Yani devlet burada şunu demiş: "hiçbir bildirgede adınız geçmemişse 5 yıl içinde dava açın ki, ssk da tespit edilecek muhtemel hizmetinize ilişkin prim alacaklarını henüz ortada olması muhtemel işverenden tahsil etme imkanı bulsun". Bir yönüyle hatalı bir madde... En azından 5 yıllık süre geçtikten sonra ispat şartı ağırlaştırılarak (belki resmi belgelerle ispat gibi şartlar getirilerek)davaların dinlenmesine cevaz verilebilirdi... Neticede re'sen tescil gibi bir görevi var kurumun, ve onun görevini savsamasının ceremesini işçiye çektirmek pek mantıklı gözükmüyor.

Mesela sizin müvekkilin hiç verilmiş bildirgesi olmadığını düşünelim; yine de ilgili dönemlerin belediye muhasebe kayıtlarında kendisine ödenen maaşları görmek mümkündür. Ne bileyim, başkan tarafından başka bir kuruma yazılmış bir yazıda görevli olarak ismi geçmiş olabilir. yani hepsi de resmi pek çok belgeyle hizmet ispat edilebilir, ama işte hak düşürücü süre hakkın özünü ortadan kaldıran, resen dikkate alınan birşey deyip geçiyorlar.
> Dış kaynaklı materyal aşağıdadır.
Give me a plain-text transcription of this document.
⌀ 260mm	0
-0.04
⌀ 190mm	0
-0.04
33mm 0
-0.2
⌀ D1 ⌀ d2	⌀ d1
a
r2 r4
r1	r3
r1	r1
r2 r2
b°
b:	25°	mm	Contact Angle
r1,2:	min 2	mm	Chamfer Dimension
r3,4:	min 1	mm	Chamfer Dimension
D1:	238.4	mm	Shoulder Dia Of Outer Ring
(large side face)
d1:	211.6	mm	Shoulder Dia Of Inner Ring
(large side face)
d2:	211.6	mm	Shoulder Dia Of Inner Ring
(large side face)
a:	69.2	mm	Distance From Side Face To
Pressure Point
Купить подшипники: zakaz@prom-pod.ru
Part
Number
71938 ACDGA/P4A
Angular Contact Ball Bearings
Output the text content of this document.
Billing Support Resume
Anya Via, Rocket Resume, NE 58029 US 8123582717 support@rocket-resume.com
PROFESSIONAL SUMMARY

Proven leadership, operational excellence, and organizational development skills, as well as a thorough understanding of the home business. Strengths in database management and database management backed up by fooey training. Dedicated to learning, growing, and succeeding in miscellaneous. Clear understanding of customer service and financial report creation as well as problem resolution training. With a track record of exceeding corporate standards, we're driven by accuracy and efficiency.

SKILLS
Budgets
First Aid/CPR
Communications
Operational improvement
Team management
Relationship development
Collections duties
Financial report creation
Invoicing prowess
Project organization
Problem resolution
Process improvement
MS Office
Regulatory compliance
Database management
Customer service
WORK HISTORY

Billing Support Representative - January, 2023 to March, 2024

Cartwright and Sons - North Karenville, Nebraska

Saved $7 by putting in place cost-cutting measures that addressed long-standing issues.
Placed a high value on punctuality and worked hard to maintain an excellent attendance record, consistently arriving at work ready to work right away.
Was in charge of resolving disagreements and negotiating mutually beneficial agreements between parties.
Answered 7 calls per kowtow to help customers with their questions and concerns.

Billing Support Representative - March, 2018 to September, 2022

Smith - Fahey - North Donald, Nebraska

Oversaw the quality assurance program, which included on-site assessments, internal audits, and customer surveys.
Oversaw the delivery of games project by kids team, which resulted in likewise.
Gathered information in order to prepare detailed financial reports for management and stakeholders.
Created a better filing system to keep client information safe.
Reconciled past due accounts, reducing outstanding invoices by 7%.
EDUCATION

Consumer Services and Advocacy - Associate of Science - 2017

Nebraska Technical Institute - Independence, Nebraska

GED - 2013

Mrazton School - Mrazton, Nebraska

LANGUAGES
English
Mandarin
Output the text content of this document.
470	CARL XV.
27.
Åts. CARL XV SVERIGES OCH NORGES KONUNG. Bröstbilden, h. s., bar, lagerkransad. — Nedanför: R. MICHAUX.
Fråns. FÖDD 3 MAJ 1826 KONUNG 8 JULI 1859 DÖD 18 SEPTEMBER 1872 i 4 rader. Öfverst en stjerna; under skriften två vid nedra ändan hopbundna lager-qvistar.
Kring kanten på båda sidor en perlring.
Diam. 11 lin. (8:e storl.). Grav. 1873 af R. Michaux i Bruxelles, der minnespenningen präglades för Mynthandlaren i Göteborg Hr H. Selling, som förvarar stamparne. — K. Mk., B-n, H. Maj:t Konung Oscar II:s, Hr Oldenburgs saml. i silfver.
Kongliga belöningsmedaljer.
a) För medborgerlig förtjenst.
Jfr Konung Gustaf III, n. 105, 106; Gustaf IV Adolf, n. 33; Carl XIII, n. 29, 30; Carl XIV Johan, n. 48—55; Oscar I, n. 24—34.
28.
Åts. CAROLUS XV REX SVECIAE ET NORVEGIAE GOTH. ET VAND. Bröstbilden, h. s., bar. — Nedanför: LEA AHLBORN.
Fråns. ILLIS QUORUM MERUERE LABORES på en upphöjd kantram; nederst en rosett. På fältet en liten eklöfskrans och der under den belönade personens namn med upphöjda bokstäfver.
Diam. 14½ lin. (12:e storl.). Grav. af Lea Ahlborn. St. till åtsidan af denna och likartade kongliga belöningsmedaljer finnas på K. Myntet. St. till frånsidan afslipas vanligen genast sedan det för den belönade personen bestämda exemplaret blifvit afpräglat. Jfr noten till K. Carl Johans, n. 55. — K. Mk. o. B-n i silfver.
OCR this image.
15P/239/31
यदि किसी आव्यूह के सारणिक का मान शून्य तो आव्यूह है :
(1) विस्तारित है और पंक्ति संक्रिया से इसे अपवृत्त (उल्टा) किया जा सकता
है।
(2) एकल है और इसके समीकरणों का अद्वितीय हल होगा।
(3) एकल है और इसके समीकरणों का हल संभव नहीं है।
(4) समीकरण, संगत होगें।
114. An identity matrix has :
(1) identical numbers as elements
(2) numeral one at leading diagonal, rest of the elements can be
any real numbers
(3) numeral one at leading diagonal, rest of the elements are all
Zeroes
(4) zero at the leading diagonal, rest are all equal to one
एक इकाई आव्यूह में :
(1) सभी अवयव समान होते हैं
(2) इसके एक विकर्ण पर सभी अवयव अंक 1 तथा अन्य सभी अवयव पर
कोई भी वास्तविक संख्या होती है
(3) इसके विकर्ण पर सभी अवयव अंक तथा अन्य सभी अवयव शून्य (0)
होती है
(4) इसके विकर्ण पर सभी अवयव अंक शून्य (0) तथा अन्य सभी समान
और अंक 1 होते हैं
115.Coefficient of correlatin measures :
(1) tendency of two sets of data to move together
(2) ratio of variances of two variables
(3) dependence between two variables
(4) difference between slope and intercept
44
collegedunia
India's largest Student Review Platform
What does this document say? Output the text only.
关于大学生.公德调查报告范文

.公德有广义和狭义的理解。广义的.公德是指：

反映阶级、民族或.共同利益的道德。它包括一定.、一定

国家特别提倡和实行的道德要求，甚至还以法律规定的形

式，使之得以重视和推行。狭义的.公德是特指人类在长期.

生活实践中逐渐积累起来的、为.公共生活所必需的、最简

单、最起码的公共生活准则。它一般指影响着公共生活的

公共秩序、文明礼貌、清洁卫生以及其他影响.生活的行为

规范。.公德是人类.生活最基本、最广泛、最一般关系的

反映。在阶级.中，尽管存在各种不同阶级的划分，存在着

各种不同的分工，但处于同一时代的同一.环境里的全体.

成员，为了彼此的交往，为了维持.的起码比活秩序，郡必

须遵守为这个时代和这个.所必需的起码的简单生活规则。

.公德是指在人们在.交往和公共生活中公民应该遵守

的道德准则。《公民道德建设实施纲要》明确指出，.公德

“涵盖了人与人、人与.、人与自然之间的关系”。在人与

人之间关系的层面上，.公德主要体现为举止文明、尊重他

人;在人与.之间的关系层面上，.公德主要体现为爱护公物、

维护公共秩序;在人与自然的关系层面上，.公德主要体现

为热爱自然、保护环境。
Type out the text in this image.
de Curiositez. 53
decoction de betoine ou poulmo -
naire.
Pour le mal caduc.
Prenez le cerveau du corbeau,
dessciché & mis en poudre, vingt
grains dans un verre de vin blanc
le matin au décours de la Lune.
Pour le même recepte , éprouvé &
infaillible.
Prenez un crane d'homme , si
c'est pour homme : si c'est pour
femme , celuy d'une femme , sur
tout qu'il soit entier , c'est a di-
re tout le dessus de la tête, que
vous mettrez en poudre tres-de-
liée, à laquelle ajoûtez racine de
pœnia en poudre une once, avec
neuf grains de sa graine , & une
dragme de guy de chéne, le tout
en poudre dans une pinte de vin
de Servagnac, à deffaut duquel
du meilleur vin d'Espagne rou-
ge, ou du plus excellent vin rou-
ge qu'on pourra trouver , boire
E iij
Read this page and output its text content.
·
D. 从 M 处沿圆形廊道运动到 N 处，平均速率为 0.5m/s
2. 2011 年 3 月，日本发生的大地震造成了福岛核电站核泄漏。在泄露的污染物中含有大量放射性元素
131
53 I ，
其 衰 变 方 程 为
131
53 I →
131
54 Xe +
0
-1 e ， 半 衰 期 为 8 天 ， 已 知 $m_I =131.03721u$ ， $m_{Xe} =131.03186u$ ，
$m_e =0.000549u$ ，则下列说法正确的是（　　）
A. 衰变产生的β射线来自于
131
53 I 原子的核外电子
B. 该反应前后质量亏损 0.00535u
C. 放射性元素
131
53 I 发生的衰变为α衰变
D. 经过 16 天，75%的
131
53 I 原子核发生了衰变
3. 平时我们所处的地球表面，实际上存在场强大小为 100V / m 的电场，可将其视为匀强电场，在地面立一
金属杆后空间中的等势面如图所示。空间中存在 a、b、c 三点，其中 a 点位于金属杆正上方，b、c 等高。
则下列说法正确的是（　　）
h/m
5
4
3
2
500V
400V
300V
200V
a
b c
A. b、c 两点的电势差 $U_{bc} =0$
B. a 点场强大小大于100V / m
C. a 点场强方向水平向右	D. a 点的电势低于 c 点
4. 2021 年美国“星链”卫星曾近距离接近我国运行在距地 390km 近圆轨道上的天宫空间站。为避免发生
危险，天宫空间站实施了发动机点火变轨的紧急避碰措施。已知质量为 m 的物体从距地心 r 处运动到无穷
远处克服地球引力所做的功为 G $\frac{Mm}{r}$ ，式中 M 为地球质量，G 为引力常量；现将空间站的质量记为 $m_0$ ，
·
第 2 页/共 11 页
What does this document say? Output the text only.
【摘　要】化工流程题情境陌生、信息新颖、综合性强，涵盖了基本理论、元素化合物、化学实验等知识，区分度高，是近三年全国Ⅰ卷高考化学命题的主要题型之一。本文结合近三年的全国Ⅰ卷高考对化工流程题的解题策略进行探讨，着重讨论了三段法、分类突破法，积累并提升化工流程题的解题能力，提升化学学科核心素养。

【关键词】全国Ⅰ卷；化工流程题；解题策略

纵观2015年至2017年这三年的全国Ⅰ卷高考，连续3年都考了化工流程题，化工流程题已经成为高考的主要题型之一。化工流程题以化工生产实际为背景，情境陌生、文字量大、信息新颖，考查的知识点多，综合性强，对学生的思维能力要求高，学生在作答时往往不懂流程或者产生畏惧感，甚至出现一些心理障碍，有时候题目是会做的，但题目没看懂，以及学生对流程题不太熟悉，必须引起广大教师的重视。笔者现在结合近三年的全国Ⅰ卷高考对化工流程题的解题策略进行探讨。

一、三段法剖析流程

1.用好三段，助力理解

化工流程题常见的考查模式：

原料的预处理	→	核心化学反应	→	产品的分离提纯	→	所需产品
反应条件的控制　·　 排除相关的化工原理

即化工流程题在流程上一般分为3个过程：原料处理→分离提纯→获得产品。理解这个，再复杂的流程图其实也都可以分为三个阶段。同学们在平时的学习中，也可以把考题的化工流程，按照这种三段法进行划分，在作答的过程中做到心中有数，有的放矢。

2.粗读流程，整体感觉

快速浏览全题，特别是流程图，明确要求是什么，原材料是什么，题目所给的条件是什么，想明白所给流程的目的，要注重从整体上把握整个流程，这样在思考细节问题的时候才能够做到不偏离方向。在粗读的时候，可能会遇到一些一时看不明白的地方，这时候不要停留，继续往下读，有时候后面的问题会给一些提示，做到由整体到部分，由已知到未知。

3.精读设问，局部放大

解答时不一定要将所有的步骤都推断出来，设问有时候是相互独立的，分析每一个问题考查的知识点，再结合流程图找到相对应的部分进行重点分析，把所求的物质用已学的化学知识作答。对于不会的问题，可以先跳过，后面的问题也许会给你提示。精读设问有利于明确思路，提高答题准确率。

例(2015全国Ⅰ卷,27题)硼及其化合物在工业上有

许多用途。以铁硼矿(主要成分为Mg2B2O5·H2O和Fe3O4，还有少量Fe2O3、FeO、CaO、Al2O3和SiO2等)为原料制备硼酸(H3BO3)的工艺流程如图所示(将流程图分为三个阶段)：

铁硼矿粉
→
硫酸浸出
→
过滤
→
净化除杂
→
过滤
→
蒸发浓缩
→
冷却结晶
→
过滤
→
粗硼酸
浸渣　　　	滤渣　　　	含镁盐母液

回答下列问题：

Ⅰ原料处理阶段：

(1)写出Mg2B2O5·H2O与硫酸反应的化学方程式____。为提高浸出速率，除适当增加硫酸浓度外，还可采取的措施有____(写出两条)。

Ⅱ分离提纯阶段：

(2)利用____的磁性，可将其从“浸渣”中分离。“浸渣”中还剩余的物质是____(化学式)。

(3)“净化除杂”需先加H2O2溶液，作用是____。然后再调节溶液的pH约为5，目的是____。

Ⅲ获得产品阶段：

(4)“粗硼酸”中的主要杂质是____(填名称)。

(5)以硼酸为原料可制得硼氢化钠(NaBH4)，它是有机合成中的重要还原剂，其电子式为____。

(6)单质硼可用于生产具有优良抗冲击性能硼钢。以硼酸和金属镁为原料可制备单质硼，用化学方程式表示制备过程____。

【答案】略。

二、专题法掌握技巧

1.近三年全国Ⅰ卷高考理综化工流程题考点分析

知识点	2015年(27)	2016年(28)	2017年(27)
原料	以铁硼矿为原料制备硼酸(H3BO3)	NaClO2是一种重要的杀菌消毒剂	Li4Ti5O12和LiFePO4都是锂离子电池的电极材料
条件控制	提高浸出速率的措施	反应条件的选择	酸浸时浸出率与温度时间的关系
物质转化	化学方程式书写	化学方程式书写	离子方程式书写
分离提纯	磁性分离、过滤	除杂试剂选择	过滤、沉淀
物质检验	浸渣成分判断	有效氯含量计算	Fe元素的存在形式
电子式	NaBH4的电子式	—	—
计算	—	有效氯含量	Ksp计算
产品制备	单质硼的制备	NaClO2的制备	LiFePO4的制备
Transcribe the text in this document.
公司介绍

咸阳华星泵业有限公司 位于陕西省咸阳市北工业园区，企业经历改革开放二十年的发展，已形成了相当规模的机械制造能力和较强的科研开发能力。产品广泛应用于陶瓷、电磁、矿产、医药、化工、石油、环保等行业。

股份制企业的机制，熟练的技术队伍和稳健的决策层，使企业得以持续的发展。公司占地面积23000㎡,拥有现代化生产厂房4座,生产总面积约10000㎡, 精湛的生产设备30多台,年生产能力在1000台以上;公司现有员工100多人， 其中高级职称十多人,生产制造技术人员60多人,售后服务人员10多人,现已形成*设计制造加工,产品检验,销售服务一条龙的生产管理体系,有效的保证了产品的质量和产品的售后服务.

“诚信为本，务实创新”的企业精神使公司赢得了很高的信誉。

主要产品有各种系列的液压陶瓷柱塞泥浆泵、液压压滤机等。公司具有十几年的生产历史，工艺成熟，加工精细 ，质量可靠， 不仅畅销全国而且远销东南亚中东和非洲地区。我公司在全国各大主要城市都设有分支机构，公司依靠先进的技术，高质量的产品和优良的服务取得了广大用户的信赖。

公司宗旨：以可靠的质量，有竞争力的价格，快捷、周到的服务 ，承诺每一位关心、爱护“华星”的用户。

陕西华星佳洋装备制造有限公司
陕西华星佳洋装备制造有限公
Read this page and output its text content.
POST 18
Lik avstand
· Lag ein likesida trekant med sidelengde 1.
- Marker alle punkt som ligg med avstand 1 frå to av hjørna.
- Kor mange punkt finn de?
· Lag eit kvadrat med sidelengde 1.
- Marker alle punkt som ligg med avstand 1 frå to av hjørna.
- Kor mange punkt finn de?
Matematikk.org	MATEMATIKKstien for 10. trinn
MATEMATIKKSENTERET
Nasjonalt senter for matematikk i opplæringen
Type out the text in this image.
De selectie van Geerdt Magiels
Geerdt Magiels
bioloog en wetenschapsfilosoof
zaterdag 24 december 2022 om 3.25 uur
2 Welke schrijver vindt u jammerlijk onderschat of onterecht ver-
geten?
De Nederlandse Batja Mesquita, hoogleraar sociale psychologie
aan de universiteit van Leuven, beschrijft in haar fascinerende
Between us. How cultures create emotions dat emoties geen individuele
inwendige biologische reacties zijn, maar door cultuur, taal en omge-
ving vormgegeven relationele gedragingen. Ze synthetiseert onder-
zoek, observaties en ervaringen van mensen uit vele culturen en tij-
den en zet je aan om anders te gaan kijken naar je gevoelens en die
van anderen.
Bu veriler ışığına müvekkilinizin kuruma verilmiş belgeleri mevcut olmakla, 79/10 kapsamında değildir ve 1969 yılından bu yana ilgili belediyede çalışmakta olduğuna ilişkin tespit talebinizi şu anda da 10 yıl sonra da dava edebilirsiniz.

Edit: Mesajınızı tam okumamışım. 69-90 yılları arasında kesintisiz çalışma konusunda yukarıda yazdıklarım geçerli, ancak 94-99 dönemi için - o dönemde kuruma verilmiş hiçbir belge olmadığından - ayrı bir hak düşürücü süre hesabı yapılıp yapılmayacağı konusunda tereddüt doğabilir.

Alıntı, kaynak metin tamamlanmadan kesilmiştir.